A ideia de perda histórica é, portanto, muito questionável e, mais ainda, passível de crítica a partir de um olhar que não se limite à miopia da quadra. A insistência na construção de uma história sem contradições, sem complexidades e, sobretudo, sem violências, distorce o passado e, ao contrário do aludido nos poucos parágrafos escritos para a claque das redes sociais, não contribui para uma cidade “mais humana, plural e com memória”. Memória de quem, de uma minoria branca? Plural para quem, descartadas relações de consumo estético?
Depois de mais uma década falando de trens marginalizados sem conquistar o famigerado “sonho da casa própria”, estou farto de ver, todos os dias, a repetição do mesmo filme: gente reacionária que acha que supervaloriza casinhas bonitinhas, romantiza a paisagem e, com ou sem consciência, defende uma cidade com morfologias de baixa densidade e, portanto, baixa capacidade de acolhimento de moradores, extremamente cara e com transporte coletivo de viabilidade duvidosa.

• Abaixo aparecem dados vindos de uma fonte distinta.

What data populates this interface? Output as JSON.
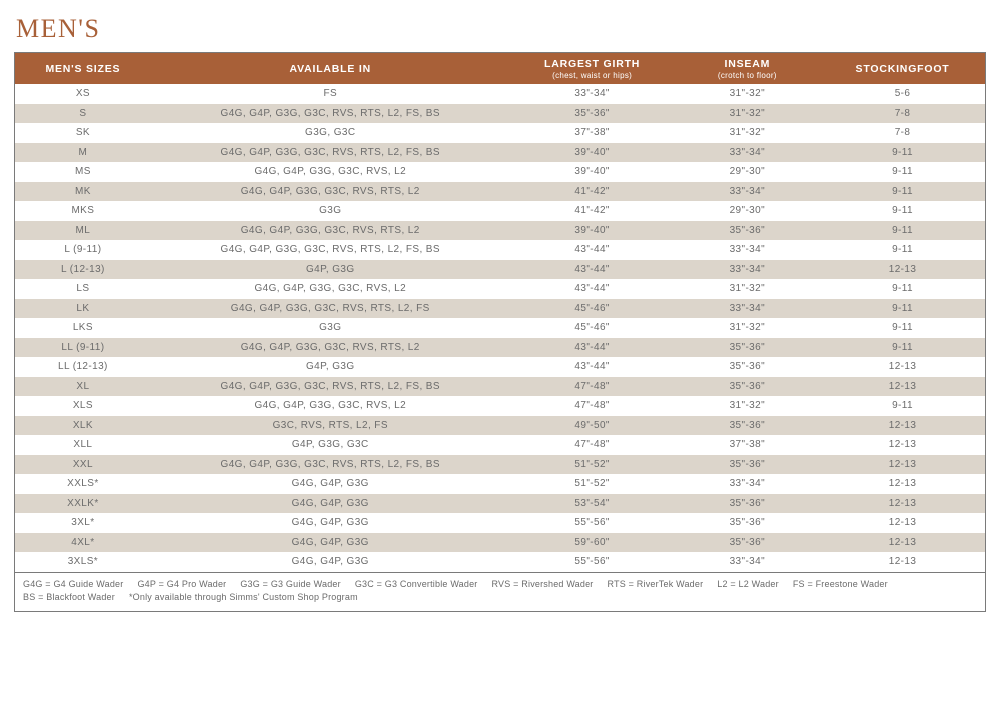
{
  "title": "MEN'S",
  "colors": {
    "accent": "#a86038",
    "text": "#6b6b6b",
    "row_alt": "#dcd5cb",
    "row_base": "#ffffff",
    "border": "#7a7a7a",
    "header_text": "#ffffff"
  },
  "columns": [
    {
      "label": "MEN'S SIZES",
      "sub": ""
    },
    {
      "label": "AVAILABLE IN",
      "sub": ""
    },
    {
      "label": "LARGEST GIRTH",
      "sub": "(chest, waist or hips)"
    },
    {
      "label": "INSEAM",
      "sub": "(crotch to floor)"
    },
    {
      "label": "STOCKINGFOOT",
      "sub": ""
    }
  ],
  "rows": [
    [
      "XS",
      "FS",
      "33\"-34\"",
      "31\"-32\"",
      "5-6"
    ],
    [
      "S",
      "G4G, G4P, G3G, G3C, RVS, RTS, L2, FS, BS",
      "35\"-36\"",
      "31\"-32\"",
      "7-8"
    ],
    [
      "SK",
      "G3G, G3C",
      "37\"-38\"",
      "31\"-32\"",
      "7-8"
    ],
    [
      "M",
      "G4G, G4P, G3G, G3C, RVS, RTS, L2, FS, BS",
      "39\"-40\"",
      "33\"-34\"",
      "9-11"
    ],
    [
      "MS",
      "G4G, G4P, G3G, G3C, RVS, L2",
      "39\"-40\"",
      "29\"-30\"",
      "9-11"
    ],
    [
      "MK",
      "G4G, G4P, G3G, G3C, RVS, RTS, L2",
      "41\"-42\"",
      "33\"-34\"",
      "9-11"
    ],
    [
      "MKS",
      "G3G",
      "41\"-42\"",
      "29\"-30\"",
      "9-11"
    ],
    [
      "ML",
      "G4G, G4P, G3G, G3C, RVS, RTS, L2",
      "39\"-40\"",
      "35\"-36\"",
      "9-11"
    ],
    [
      "L (9-11)",
      "G4G, G4P, G3G, G3C, RVS, RTS, L2, FS, BS",
      "43\"-44\"",
      "33\"-34\"",
      "9-11"
    ],
    [
      "L (12-13)",
      "G4P, G3G",
      "43\"-44\"",
      "33\"-34\"",
      "12-13"
    ],
    [
      "LS",
      "G4G, G4P, G3G, G3C, RVS, L2",
      "43\"-44\"",
      "31\"-32\"",
      "9-11"
    ],
    [
      "LK",
      "G4G, G4P, G3G, G3C, RVS, RTS, L2, FS",
      "45\"-46\"",
      "33\"-34\"",
      "9-11"
    ],
    [
      "LKS",
      "G3G",
      "45\"-46\"",
      "31\"-32\"",
      "9-11"
    ],
    [
      "LL (9-11)",
      "G4G, G4P, G3G, G3C, RVS, RTS, L2",
      "43\"-44\"",
      "35\"-36\"",
      "9-11"
    ],
    [
      "LL (12-13)",
      "G4P, G3G",
      "43\"-44\"",
      "35\"-36\"",
      "12-13"
    ],
    [
      "XL",
      "G4G, G4P, G3G, G3C, RVS, RTS, L2, FS, BS",
      "47\"-48\"",
      "35\"-36\"",
      "12-13"
    ],
    [
      "XLS",
      "G4G, G4P, G3G, G3C, RVS, L2",
      "47\"-48\"",
      "31\"-32\"",
      "9-11"
    ],
    [
      "XLK",
      "G3C, RVS, RTS, L2, FS",
      "49\"-50\"",
      "35\"-36\"",
      "12-13"
    ],
    [
      "XLL",
      "G4P, G3G, G3C",
      "47\"-48\"",
      "37\"-38\"",
      "12-13"
    ],
    [
      "XXL",
      "G4G, G4P, G3G, G3C, RVS, RTS, L2, FS, BS",
      "51\"-52\"",
      "35\"-36\"",
      "12-13"
    ],
    [
      "XXLS*",
      "G4G, G4P, G3G",
      "51\"-52\"",
      "33\"-34\"",
      "12-13"
    ],
    [
      "XXLK*",
      "G4G, G4P, G3G",
      "53\"-54\"",
      "35\"-36\"",
      "12-13"
    ],
    [
      "3XL*",
      "G4G, G4P, G3G",
      "55\"-56\"",
      "35\"-36\"",
      "12-13"
    ],
    [
      "4XL*",
      "G4G, G4P, G3G",
      "59\"-60\"",
      "35\"-36\"",
      "12-13"
    ],
    [
      "3XLS*",
      "G4G, G4P, G3G",
      "55\"-56\"",
      "33\"-34\"",
      "12-13"
    ]
  ],
  "legend_items": [
    "G4G = G4 Guide Wader",
    "G4P = G4 Pro Wader",
    "G3G = G3 Guide Wader",
    "G3C = G3 Convertible Wader",
    "RVS = Rivershed Wader",
    "RTS = RiverTek Wader",
    "L2 = L2 Wader",
    "FS = Freestone Wader",
    "BS = Blackfoot Wader",
    "*Only available through Simms' Custom Shop Program"
  ]
}
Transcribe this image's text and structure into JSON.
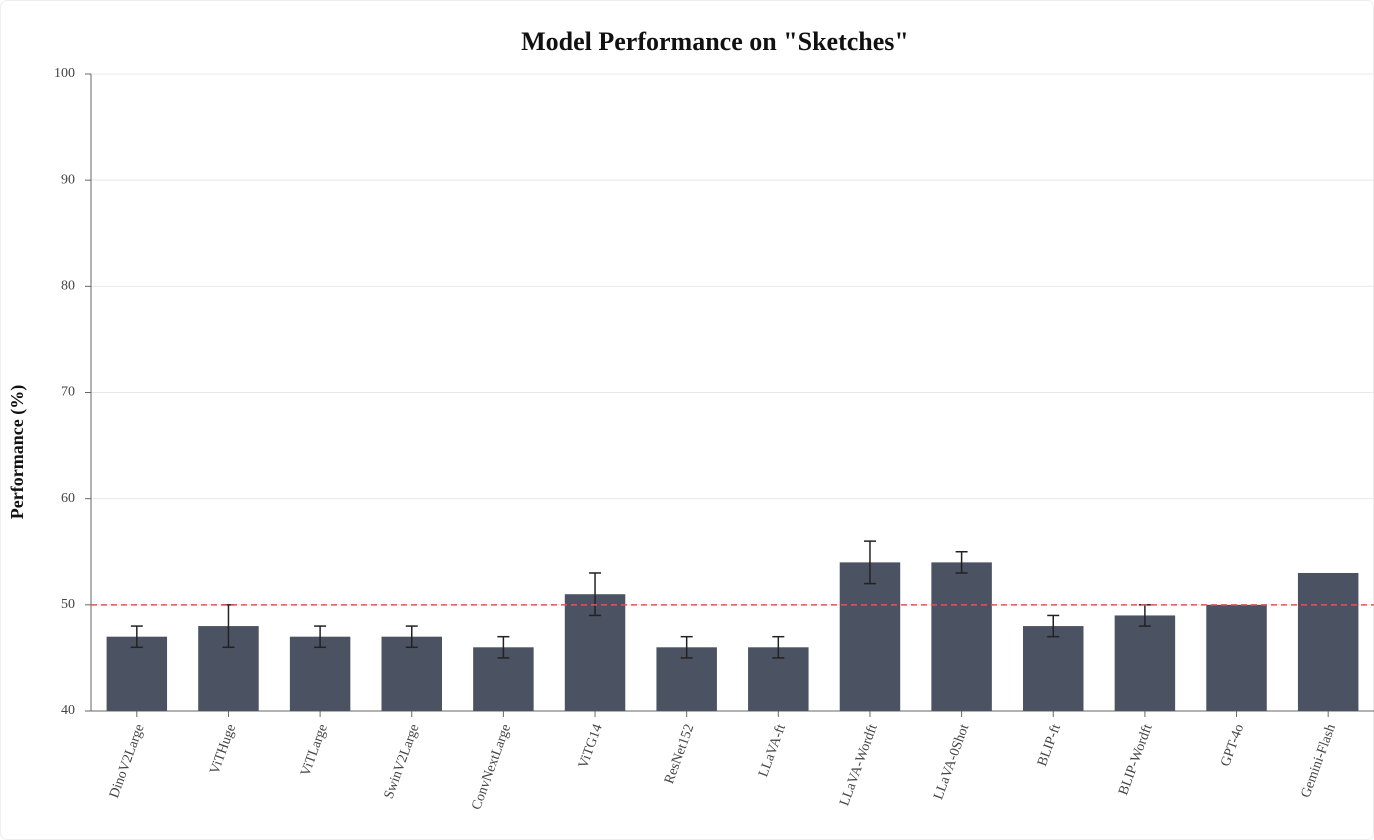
{
  "chart_data": {
    "type": "bar",
    "title": "Model Performance on \"Sketches\"",
    "y_label": "Performance (%)",
    "categories": [
      "DinoV2Large",
      "ViTHuge",
      "ViTLarge",
      "SwinV2Large",
      "ConvNextLarge",
      "ViTG14",
      "ResNet152",
      "LLaVA-ft",
      "LLaVA-Wordft",
      "LLaVA-0Shot",
      "BLIP-ft",
      "BLIP-Wordft",
      "GPT-4o",
      "Gemini-Flash"
    ],
    "values": [
      47,
      48,
      47,
      47,
      46,
      51,
      46,
      46,
      54,
      54,
      48,
      49,
      50,
      53
    ],
    "errors": [
      1,
      2,
      1,
      1,
      1,
      2,
      1,
      1,
      2,
      1,
      1,
      1,
      null,
      null
    ],
    "color": "#4b5261",
    "reference_line": 50,
    "reference_color": "#e05555",
    "ylim": [
      40,
      100
    ],
    "yticks": [
      40,
      50,
      60,
      70,
      80,
      90,
      100
    ],
    "grid": true
  }
}
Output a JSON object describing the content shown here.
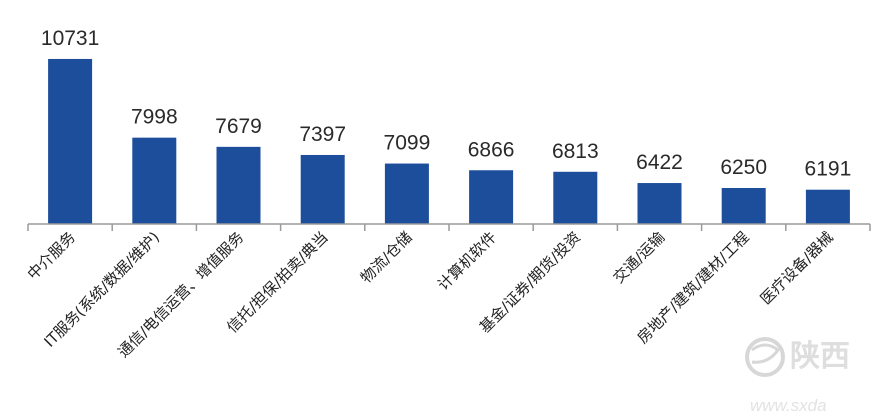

A memória de São Paulo não pode ser reduzida a um “apartheid sobradista” adoçado pela estética.
O debate continua refém de preservacionismos duvidosos e caçadores de falsos oásis, enquanto políticas tributárias, tais como impostos progressivos, penalizando propriedades ociosas para fins especulativos, seguem no limbo, para não falar da situação escandalosa do transporte sobre trilhos em meio às pretensões privatizantes do atual governador, Tarcísio de Freitas (Republicanos).
Francamente, parece que tem mais gente querendo “micro-feudos” na forma de condomínios fechados com padrões construtivos conservadores e colonialistas, mas que não está sabendo pedir.